時代の変化を生き残るための巧みな伝統工芸(仮訳)

光沢のある白い羽毛をまとった二羽の鶴が華やかな絹地を背景に喜びの踊りを踊る。そばには薄く透き通る雲が漂う。羽毛のひとつひとつが細やかな美を織り成し、絹糸を通して彼らの喜びと優雅さもそこはかとなく表現されている――。手作業で丹念に繍い込まれたこの織物は、京都の手繍い刺繍を意味する京繍と呼ばれ、 長く豊かな歴史を有する美しく伝統ある日本織物のひとつである。その歴史は、日本の飛鳥時代にまでさかのぼり、千年を超える歴史を持つ。

日本における最初の刺繍には、中国から伝わった仏教との関連が見られる。当時の刺繍は宗教上の偶像を表現したり、宗教的なものを装飾するために用いたりするものであった。その後、平安時代には宮中で着る十二単に京繍が施されたり、鎌倉時代には武将の胴服に用いられたりするなどして発達していった。1500年代後半、華麗な文化が咲き誇った安土桃山時代には小袖に多用され、さらに栄えていった。これらの高雅な着物は、ただ一着を作るだけでも数十人から時には数百人にもおよぶ腕利きの専門刺繍職人を投じて作られた。

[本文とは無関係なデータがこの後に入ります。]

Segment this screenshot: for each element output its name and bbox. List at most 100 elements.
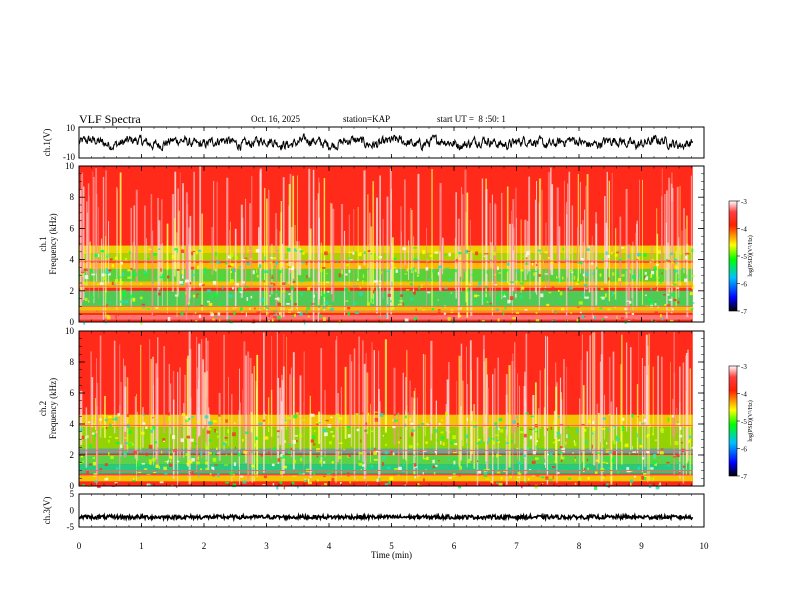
psd-texture (410, 432, 414, 437)
psd-streak (413, 390, 415, 454)
psd-texture (115, 315, 117, 319)
psd-texture (436, 439, 438, 442)
psd-streak (675, 251, 678, 308)
psd-texture (158, 270, 161, 275)
psd-texture (324, 482, 327, 486)
psd-texture (338, 320, 341, 325)
psd-streak (330, 203, 333, 295)
psd-texture (412, 247, 417, 249)
psd-streak (657, 355, 659, 454)
psd-streak (409, 207, 412, 261)
psd-texture (80, 426, 82, 430)
psd-texture (630, 482, 632, 487)
psd-texture (434, 449, 437, 454)
psd-texture (516, 269, 519, 273)
psd-texture (676, 454, 680, 458)
psd-texture (313, 294, 316, 298)
psd-texture (246, 262, 251, 266)
psd-texture (449, 278, 451, 283)
psd-streak (627, 244, 631, 314)
psd-streak (690, 175, 692, 282)
psd-texture (559, 291, 563, 296)
psd-texture (608, 277, 610, 281)
psd-texture (642, 475, 646, 480)
psd-texture (228, 315, 231, 319)
psd-texture (80, 273, 83, 276)
psd-texture (495, 425, 498, 430)
psd-texture (124, 437, 127, 440)
psd-texture (529, 281, 531, 284)
x-axis-label: Time (min) (371, 550, 412, 560)
psd-texture (382, 435, 384, 437)
psd-streak (545, 222, 547, 289)
psd-texture (443, 312, 447, 315)
psd-texture (650, 467, 654, 470)
psd-texture (299, 312, 303, 316)
psd-streak (485, 189, 488, 288)
psd-streak (369, 212, 371, 286)
psd-texture (130, 456, 134, 458)
psd-streak (534, 199, 536, 293)
psd-texture (527, 446, 529, 451)
psd-texture (358, 413, 360, 415)
psd-streak (168, 364, 170, 459)
psd-texture (465, 249, 469, 254)
psd-texture (215, 268, 217, 272)
psd-texture (584, 464, 587, 467)
psd-texture (394, 419, 398, 422)
psd-texture (185, 291, 187, 295)
psd-texture (617, 250, 620, 252)
psd-texture (528, 469, 532, 471)
psd-texture (273, 315, 276, 318)
psd-texture (85, 436, 87, 440)
psd-streak (270, 389, 273, 437)
y-tick-label: 6 (70, 223, 75, 233)
psd-texture (685, 255, 688, 260)
psd-texture (207, 300, 210, 303)
psd-texture (212, 480, 215, 483)
psd-texture (507, 422, 510, 426)
psd-texture (678, 252, 682, 256)
psd-texture (268, 320, 270, 323)
psd-streak (489, 203, 491, 297)
psd-texture (281, 423, 284, 426)
psd-streak (642, 179, 644, 305)
psd-texture (496, 471, 501, 474)
psd-texture (497, 427, 500, 430)
psd-texture (455, 253, 459, 258)
psd-texture (225, 419, 228, 423)
psd-texture (466, 417, 469, 422)
psd-texture (99, 282, 104, 286)
psd-texture (612, 451, 617, 455)
psd-texture (616, 470, 620, 474)
psd-streak (639, 179, 640, 290)
psd-texture (215, 251, 217, 256)
psd-streak (391, 237, 394, 310)
psd-texture (104, 418, 108, 422)
psd-texture (169, 455, 173, 460)
psd-texture (483, 461, 488, 463)
psd-texture (531, 262, 534, 266)
psd-texture (285, 281, 287, 285)
psd-streak (297, 175, 299, 313)
psd-texture (544, 462, 546, 465)
psd-texture (557, 289, 560, 292)
y-tick-label: 0 (70, 481, 75, 491)
psd-texture (606, 302, 608, 305)
psd-texture (232, 432, 236, 437)
psd-texture (519, 296, 523, 299)
psd-streak (177, 188, 179, 295)
psd-texture (587, 476, 590, 480)
psd-streak (116, 187, 118, 310)
psd-texture (141, 303, 145, 306)
psd-texture (284, 419, 287, 422)
psd-texture (641, 456, 645, 460)
psd-texture (587, 296, 590, 299)
psd-texture (437, 271, 440, 276)
psd-texture (554, 310, 557, 314)
psd-texture (187, 306, 190, 309)
psd-texture (568, 434, 570, 439)
psd-texture (161, 450, 163, 454)
psd-texture (406, 268, 409, 272)
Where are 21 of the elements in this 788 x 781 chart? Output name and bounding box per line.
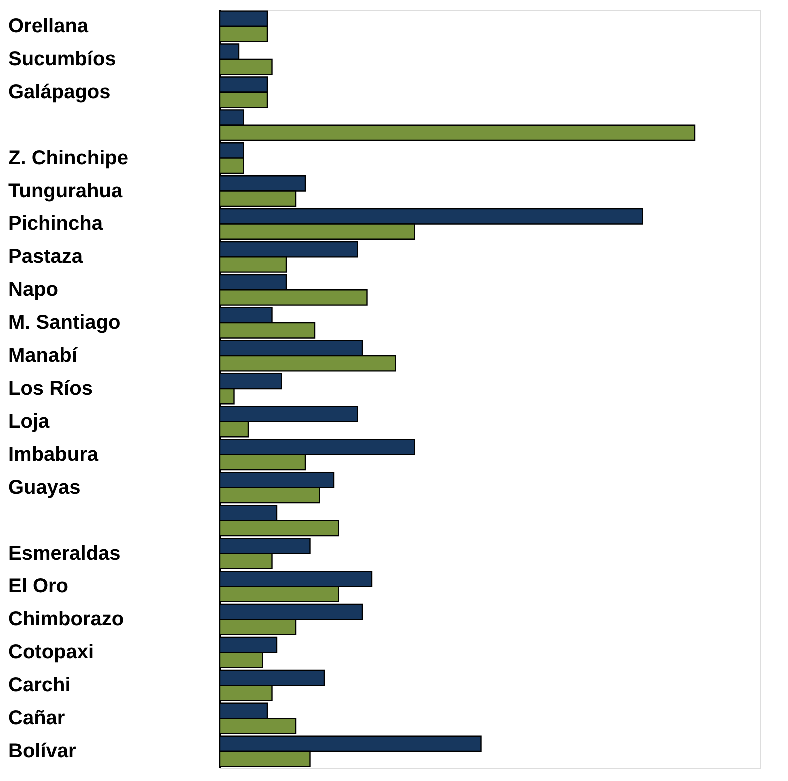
y-tick-label: M. Santiago (8, 312, 121, 334)
y-tick-label: El Oro (8, 576, 69, 598)
y-tick-label: Tungurahua (8, 180, 124, 202)
y-tick-label: Los Ríos (8, 378, 93, 400)
y-tick-label: Orellana (8, 15, 90, 38)
y-tick-label: Galápagos (8, 81, 111, 104)
y-tick-label: Cañar (8, 708, 66, 730)
y-tick-label: Z. Chinchipe (8, 147, 128, 170)
y-tick-label: Cotopaxi (8, 642, 94, 664)
y-tick-label: Manabí (8, 345, 79, 368)
y-tick-label: Carchi (8, 674, 71, 697)
y-tick-label: Guayas (8, 476, 81, 499)
y-tick-label: Bolívar (8, 740, 77, 763)
y-tick-label: Pastaza (8, 246, 84, 268)
y-tick-label: Napo (8, 279, 58, 302)
y-tick-label: Esmeraldas (8, 542, 121, 565)
y-tick-label: Sucumbíos (8, 48, 116, 70)
y-tick-label: Chimborazo (8, 608, 124, 631)
y-tick-label: Imbabura (8, 444, 100, 466)
y-tick-label: Pichincha (8, 213, 104, 236)
y-tick-label: Loja (8, 410, 50, 433)
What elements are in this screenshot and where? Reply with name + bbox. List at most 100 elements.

またこの時代から刺繍は庶民にも広がっていった。京繍は、着物や帯 (着物を固定するための幅広で長い布) の装飾だけではなく、日本の伝統演劇である能や狂言において役者の衣裳を装飾するという伝統的な使われかたをしてきた。刺繍の対象となるのは、主に花、植物、動物、虫、雲などの自然の情景である。

京刺繍の技術を事業として1921年に創業した中村刺繍が受け継いでおり、職人は今でも手作業の鍛造法によって広島で生産された針を使い、手作業で絹に絹を重ね縫いする伝統的な技を駆使する。中村刺繍における三代目の工芸師長である後藤美鈴さんによると、刺繍糸は通常は12本の撚り糸からなるが、精細な美しさを追求する刺繍師は、撚り糸をわずか2本にして使うこともあるのだが、その1本の太さは髪の毛の太さの半分に満たない。

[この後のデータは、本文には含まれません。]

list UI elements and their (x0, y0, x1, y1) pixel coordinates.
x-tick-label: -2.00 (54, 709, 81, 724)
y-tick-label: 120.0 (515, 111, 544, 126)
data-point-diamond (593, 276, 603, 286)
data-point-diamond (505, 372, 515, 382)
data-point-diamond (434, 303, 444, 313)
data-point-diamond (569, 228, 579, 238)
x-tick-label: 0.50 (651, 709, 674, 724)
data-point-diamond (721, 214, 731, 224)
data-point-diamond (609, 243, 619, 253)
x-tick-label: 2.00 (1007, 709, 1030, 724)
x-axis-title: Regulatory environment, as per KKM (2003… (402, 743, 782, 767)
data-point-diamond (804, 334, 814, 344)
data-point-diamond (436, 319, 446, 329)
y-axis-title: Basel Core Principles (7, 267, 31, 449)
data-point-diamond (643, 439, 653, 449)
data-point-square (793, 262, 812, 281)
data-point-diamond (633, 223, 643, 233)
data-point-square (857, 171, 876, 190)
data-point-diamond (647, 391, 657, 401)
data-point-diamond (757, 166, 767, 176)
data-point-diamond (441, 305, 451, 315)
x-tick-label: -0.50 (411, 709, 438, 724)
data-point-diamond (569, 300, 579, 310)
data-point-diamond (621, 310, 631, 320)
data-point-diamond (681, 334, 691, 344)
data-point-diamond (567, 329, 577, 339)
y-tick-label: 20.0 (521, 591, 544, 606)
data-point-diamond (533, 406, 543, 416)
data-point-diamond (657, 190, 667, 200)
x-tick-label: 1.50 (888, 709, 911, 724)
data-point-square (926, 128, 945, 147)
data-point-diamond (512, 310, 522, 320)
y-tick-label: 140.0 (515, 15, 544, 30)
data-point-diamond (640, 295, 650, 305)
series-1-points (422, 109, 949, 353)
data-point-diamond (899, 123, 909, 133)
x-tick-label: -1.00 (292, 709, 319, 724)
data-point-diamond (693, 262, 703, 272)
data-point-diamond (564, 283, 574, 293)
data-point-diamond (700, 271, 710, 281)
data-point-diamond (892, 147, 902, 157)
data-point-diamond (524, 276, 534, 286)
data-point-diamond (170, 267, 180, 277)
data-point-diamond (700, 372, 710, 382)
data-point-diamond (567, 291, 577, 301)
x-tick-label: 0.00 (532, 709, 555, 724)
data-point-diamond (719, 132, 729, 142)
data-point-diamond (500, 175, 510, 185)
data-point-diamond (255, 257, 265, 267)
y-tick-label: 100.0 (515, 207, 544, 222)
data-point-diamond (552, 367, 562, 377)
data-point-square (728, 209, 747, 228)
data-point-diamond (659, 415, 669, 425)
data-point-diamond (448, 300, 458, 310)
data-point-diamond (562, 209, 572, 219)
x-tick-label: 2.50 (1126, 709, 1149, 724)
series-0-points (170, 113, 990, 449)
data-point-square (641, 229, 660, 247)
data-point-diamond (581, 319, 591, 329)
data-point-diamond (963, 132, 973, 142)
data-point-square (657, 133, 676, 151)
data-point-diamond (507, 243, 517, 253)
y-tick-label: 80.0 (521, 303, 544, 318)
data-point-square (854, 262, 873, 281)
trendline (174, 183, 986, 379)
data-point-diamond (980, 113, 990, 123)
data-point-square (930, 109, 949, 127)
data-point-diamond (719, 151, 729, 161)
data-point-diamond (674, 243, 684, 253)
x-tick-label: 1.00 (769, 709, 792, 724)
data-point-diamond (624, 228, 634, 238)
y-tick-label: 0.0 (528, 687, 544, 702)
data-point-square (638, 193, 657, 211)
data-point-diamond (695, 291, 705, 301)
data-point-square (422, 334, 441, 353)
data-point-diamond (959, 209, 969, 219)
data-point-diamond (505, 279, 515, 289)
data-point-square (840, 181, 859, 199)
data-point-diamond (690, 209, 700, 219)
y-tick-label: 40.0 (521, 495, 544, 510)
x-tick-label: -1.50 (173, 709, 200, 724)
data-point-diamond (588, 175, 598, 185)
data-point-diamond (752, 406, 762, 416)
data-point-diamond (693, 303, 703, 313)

「このような精細な絹糸を使うことによって、色調のグラデーションを生み、好きな色を作り出すことができます。そして精緻な色や濃密な色合いだけでなく、色づいた落ち葉のような複雑な陰翳も表現できるのです」と後藤氏は言う。

37年もの経験を有する後藤氏は、締めていた帯に彼女自身が施した作品を見せてくれたが、そこにはわずか数センチメートルの範囲内にいくつもの花や葉が表現されている。これを作り上げるのに要した時間を尋ねると、彼女は「2日です」と答える。帯の裏側にはさらに大きくてより精巧な孔雀があしらわれているが、これには数週間を要するという。彼女は、橙色の絹の細糸数本を取り分け、巻き取って撚り込み、小さな針に通すという手練の技を見せてくれる。彼女の運針は驚くほど細かい。刺繍の仕上げとして、紅葉の内部を縦糸を横切るように繍う糸の間隔は1ミリメートルほどしかない。

中村刺繍はオリジナルデザインの製品に加えて特注品も生産しているが、近年はミシンの刺繍が一般的となり、日常的に着物を着る人も減っている。この工房は、刺繍教室を開いて「体験」をしてもらうという活動、即ち一般の方が自分で刺繍を試みて扇子入れやふくさなどの土産として持ち帰りができる一日体験を開くことでそのような時代の変化に対応している。参加者は一日体験中に手作業で飾りつけたトラベルマグを作ることもできる。「京都風の土産を家に持ち帰りたいという人には最適ですよ」と後藤さんは言う。

トラベルマグだって? 大いに結構ではないか。豪華な絹の美しさを日常生活に持ち込むのに良し悪しはない。京繍は、後藤氏や中村刺繍のような会社の貢献により、日本において1300年を超えて受け継がれてきた生きた伝統工芸であり、今後も生き続けるだろう。